On the corpse used throughout the movie: "It's a mold of Catherine Keener. We shot with Catherine Keener and ended up cutting her out. We shot with Keener and (co-writer) Spike Jonze both in old makeup. Spike was an old lady, and Keener played (Irving's) wife. We were gonna show her through flashbacks. And Spike was the one that got away, his long-lost love interest, the one before he got married. We got really funny stuff, but as we were cutting the movie together, we realized that the thing that was working the most in the movie and the thing that needed more time to develop was Irving and Billy's relationship, and putting stuff in between that muddied it up. So we ended up cutting them out. We'll put it out on DVD later."

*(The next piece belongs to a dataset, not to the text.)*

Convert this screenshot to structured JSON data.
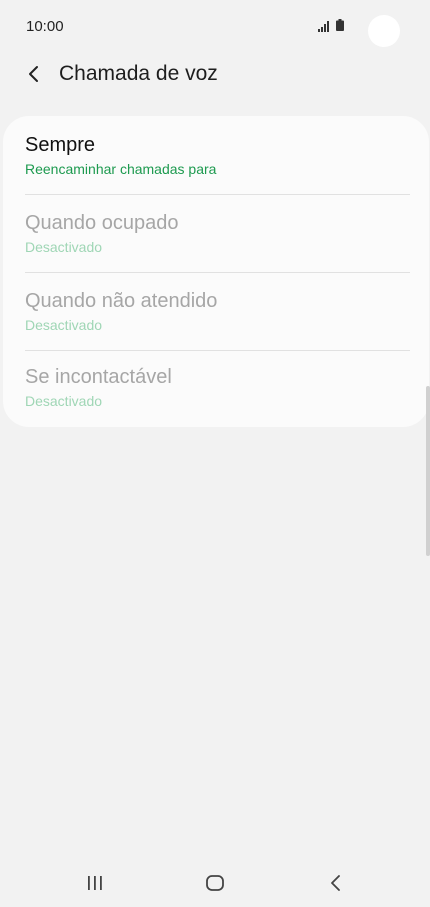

On the above scene, shot outside The Penguin Drive-In: "What was funny is WE put the penguin there. We found the restaurant The Penguin that was cool with us shooting, and we just put this big penguin in front of it... The owner of the restaurant was in on it, but none of the employees were, so they thought that this was the new big icon in front of The Penguin... We were just going around shooting a bunch of stuff of Irving being a bad driver. That was one of the sub-themes: Irving can't drive for s---. So we set up a bunch of these scenarios where he was just gonna run over stuff in front of people, and hopefully get reactions. But when we hit the penguin, there was this angry New Yorker there for some reason. (He wasn't an employee.) The guy is like full-on Brooklyn or something -- I mean, he sounds like an actor. And he just got so offended, and (Johnny Knoxville) sensed that. Knoxville's so good at that. When someone does give him a hint that they're on the hook, he will take them for a ride. And he just made this guy really angry, then brought him down. Made him even more angry, brought him down... That ended up being a crazy scene."

On the above scene, shot outside -- and inside -- Value Village: "That's one of probably the most complicated shoots that I've ever been a part of, and it's only about 30 seconds of screen time. But the idea was Irving sits on a little coin-operated ride in front of a shopping center, and it goes haywire and launches him. Originally thought it would be funny to do it at a grocery store or a big store that he sails into. But that seemed too complicated. So we started looking at empty storefronts where we could put this thing and dress the store like it was open, but not have people on the inside, so he could just shoot in there. But then we started scouting, and we found Value Village that had the perfect setup to where he could launch inside. We cordoned it off to where he landed in the bedroom area of Value Village. When we naturally scouted that store, they had it to where there were some beds and things that would block people from being right in front of the window. So it ended up being, Alright, we can actually do this dangerous stunt. The stunt is dangerous for Knoxville, because if he sits up at all, he gets his head taken off. So he had to just keep his head low and hold on tight. And that's what he's best at. That's about the skill level he has. It was a dangerous stunt if he popped up at all ... and then you never know what the landing's gonna be. But we were more concerned -- well, at least on my end -- with other people being close enough to see it, but not being in harm's way. So that was a tricky logistical thing, and we ended up pulling it off."

On putting Knoxville at risk of being punched by someone: "I think his secret goal is TO get beat up. This is what he's really, really good at, and that is walking the line and getting people to a heightened state, without crossing the line. Although I think secretly he'd be very happy if he got punched in the face once in awhile."